Among the four OEMs, SanDisk stands out as the most remarkable case study in corporate spin-off valuation. When it began trading on the Nasdaq on February 24, 2025, it opened at $52 and closed at $48.60 with a market capitalization of approximately $7.2 billion, while Western Digital closed at $49.02 with a market cap of $16.9 billion, making the parent company 2.3 times larger. Just 14.5 months later, SanDisk's market capitalization has swelled to $208.3 billion, surpassing Western Digital's $160.4 billion by 1.3 times. This reversal is historically rare, as spin-offs typically require 3 to 5 years to match their parent's valuation while rebuilding investor relations. The success stems from the timing of the split; Western Digital's 2024 decision to separate NAND and HDD operations allowed SanDisk to focus exclusively on the surging demand for enterprise SSDs in AI data centers, while Western Digital capitalized on cloud storage archiving growth.

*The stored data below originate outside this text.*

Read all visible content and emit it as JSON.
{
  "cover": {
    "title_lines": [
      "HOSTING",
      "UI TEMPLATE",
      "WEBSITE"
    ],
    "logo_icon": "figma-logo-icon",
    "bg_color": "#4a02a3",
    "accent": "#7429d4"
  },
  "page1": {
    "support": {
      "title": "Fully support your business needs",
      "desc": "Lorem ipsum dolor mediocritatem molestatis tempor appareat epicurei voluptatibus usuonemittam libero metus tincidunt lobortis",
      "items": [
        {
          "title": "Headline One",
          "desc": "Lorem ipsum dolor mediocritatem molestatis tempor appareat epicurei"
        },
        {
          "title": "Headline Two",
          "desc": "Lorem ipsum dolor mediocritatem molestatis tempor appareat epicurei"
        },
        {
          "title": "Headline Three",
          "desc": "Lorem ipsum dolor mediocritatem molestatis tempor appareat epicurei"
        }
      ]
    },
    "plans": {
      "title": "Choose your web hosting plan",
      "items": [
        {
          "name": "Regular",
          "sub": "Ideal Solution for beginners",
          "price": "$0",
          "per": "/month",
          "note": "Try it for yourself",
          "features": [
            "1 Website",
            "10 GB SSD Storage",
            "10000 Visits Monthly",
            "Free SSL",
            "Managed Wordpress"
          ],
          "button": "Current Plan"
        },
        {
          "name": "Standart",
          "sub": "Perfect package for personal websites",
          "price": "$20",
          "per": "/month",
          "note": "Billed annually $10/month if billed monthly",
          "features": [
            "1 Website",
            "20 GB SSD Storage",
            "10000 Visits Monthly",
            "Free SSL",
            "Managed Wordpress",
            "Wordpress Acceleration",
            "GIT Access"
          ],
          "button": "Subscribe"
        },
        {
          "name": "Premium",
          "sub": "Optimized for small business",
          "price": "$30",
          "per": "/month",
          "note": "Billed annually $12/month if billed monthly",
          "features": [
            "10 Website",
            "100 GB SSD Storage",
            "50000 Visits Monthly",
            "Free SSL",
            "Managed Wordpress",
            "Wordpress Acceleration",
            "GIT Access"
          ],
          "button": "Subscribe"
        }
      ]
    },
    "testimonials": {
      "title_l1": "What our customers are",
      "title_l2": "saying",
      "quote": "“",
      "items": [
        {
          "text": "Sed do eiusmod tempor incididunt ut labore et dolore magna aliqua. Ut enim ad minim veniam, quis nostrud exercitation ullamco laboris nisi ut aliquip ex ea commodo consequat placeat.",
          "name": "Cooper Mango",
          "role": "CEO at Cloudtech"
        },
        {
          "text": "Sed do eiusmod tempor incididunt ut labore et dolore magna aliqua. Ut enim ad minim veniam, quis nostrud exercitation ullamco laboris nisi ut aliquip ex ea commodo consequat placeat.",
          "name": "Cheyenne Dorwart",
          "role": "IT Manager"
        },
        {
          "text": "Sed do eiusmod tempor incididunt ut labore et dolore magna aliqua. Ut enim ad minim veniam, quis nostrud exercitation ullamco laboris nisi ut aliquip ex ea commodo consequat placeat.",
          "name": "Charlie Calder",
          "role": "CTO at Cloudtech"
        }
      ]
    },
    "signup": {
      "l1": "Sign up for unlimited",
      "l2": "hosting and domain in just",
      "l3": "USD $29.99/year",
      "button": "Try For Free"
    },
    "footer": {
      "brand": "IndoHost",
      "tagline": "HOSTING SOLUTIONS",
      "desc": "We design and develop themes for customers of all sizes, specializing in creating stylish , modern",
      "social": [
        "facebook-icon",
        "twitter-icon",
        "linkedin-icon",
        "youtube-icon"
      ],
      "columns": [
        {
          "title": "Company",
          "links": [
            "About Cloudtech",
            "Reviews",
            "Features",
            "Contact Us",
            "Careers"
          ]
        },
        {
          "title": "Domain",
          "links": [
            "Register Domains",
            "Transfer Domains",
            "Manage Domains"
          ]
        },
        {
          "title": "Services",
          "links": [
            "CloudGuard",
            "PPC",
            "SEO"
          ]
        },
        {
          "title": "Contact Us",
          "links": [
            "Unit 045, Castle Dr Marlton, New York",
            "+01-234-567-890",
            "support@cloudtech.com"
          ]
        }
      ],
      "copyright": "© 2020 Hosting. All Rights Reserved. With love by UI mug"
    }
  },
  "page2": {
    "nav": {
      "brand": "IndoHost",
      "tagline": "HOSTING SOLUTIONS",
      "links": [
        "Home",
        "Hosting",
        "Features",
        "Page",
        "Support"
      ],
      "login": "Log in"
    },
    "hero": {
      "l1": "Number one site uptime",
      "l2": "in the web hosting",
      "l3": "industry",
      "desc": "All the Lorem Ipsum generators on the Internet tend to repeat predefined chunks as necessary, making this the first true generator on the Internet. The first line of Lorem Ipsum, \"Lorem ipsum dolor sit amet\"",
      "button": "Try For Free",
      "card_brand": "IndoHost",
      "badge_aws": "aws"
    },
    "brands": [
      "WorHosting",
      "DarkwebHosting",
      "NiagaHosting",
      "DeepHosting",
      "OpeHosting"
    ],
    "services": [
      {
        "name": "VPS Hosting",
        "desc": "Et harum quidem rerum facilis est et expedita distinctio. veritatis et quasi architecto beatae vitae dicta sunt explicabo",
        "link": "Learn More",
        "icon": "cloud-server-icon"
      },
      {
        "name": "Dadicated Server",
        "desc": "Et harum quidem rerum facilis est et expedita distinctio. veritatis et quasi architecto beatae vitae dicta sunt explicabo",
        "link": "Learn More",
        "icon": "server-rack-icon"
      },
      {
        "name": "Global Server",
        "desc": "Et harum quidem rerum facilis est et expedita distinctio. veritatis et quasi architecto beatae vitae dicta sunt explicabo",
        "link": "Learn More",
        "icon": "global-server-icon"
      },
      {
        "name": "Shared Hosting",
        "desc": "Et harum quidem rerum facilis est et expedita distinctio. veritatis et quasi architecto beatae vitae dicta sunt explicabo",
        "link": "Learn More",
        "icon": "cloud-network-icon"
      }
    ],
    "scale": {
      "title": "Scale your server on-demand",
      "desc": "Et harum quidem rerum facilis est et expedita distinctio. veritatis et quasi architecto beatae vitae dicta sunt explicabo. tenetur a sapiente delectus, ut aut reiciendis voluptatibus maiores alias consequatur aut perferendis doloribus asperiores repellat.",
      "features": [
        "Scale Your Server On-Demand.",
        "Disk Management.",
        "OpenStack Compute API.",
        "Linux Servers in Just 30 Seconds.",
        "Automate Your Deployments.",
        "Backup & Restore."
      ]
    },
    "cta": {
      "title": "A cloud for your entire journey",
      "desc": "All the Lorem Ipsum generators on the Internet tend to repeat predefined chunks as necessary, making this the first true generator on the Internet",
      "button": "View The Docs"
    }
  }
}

The market has rewarded this strategic clarity with aggressive re-rating. On May 4, Bernstein raised SanDisk's target price from $1,250 to $1,700, citing the visibility of its data center SSD business. Financial reports reveal SanDisk has signed five long-term contracts, secured $11 billion in financial guarantees, and locked in over one-third of its NAND bit supply for fiscal year 2027. Woofun AI analysis suggests this marks a paradigm shift where a sector traditionally viewed as a commodity cycle has adopted a "long-term contract plus customer prepayment" structure akin to advanced process node foundries. As capital flows from the GPU end to the memory end, DRAM emerges as the true alpha, while HDD represents a different rhythm of structural growth. On May 5, while Nvidia fell 1.03% and TSMC dropped 1.79%, SanDisk surged 11.98%, demonstrating that the market is voting with its feet to identify the scarcest segments of the AI supply chain.